The next segment was something called “Rad Human,” where Clarkson celebrates people doing good in their community. In the debut, she meets a woman named Sharon who ran a food pantry, the Sunshine Pantry in Beaverton, Oregon, which was forced to close due to lack of funding. Instead of presenting her with a giant check, Clarkson brings out members of her community who drop a giant basket of money (supposedly totaling $20,000) onto the tiny woman. Then Clarkson hands her a human-sized check for $10,000. She cries. Sharon, noticeably, does not cry.

The premiere ended with Clarkson handing out bundt cakes and Skyping with some white moms whose viral social media post she enjoyed. In true parodic fashion, they’re drinking wine. And that’s it. It’s over, and I’m a little bit older.

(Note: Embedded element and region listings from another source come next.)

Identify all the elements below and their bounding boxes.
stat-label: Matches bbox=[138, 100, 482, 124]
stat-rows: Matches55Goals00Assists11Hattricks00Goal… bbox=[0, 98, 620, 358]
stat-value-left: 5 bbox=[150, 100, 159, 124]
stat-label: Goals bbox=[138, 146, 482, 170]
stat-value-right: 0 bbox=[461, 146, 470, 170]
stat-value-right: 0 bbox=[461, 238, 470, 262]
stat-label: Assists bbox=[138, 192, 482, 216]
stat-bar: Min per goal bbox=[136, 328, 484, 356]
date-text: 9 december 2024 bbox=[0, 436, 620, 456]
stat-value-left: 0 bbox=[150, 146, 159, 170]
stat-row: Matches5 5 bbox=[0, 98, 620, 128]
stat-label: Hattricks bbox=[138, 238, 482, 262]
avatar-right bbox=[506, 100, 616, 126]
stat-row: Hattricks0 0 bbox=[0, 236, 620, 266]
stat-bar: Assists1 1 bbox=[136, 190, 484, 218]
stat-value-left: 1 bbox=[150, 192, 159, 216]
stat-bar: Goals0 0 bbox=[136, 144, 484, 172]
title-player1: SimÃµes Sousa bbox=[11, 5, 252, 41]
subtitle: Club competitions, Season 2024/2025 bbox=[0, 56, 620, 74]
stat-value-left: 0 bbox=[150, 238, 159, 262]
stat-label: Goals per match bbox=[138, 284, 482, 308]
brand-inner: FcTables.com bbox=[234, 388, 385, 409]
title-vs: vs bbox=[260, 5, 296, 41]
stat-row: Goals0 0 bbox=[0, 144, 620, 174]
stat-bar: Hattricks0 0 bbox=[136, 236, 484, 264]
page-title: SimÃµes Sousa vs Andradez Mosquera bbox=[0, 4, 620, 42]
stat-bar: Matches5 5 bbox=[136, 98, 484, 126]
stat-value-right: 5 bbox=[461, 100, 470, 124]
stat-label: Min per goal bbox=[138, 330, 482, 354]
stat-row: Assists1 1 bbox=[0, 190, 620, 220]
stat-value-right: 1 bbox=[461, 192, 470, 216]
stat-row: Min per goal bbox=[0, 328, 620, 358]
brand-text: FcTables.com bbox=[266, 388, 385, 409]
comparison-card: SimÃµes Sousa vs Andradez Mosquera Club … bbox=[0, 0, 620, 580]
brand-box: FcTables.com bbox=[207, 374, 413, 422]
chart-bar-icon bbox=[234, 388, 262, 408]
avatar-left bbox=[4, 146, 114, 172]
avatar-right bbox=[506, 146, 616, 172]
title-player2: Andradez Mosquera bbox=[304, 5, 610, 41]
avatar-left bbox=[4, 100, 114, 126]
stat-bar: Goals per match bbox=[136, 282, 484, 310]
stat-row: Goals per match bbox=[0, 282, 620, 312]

Save for all the singing and the thinly veiled Christian messaging (church is mentioned at least twice), The Kelly Clarkson Show’s main draw is Clarkson’s unrivaled enthusiasm that could put Kelly Ripa to shame. If you’ve ever desired a daytime talk show where the host is a critically acclaimed pop superstar who screams for an hour, look no further.

But will I continue to watch The Kelly Clarkson Show? Definitely not. It’s September and a brand new schedule of fall television is upon us. Then again, this show is not for me; I am not a mom and do not inhale positive pro-women affirmations like vape smoke. I do think the program has potential, however—much more than, say, Busy Philipps’ late night catastrophe. People seem to enjoy talk shows reserved for the aggressively likable (Clarkson) in conversation with the extremely endearing (The Rock). I suppose it’s nice to tune in and turn off your brain in the mid-afternoon to laugh at cheap jokes and forget about the world for 60 minutes. Ellen is on right afterward.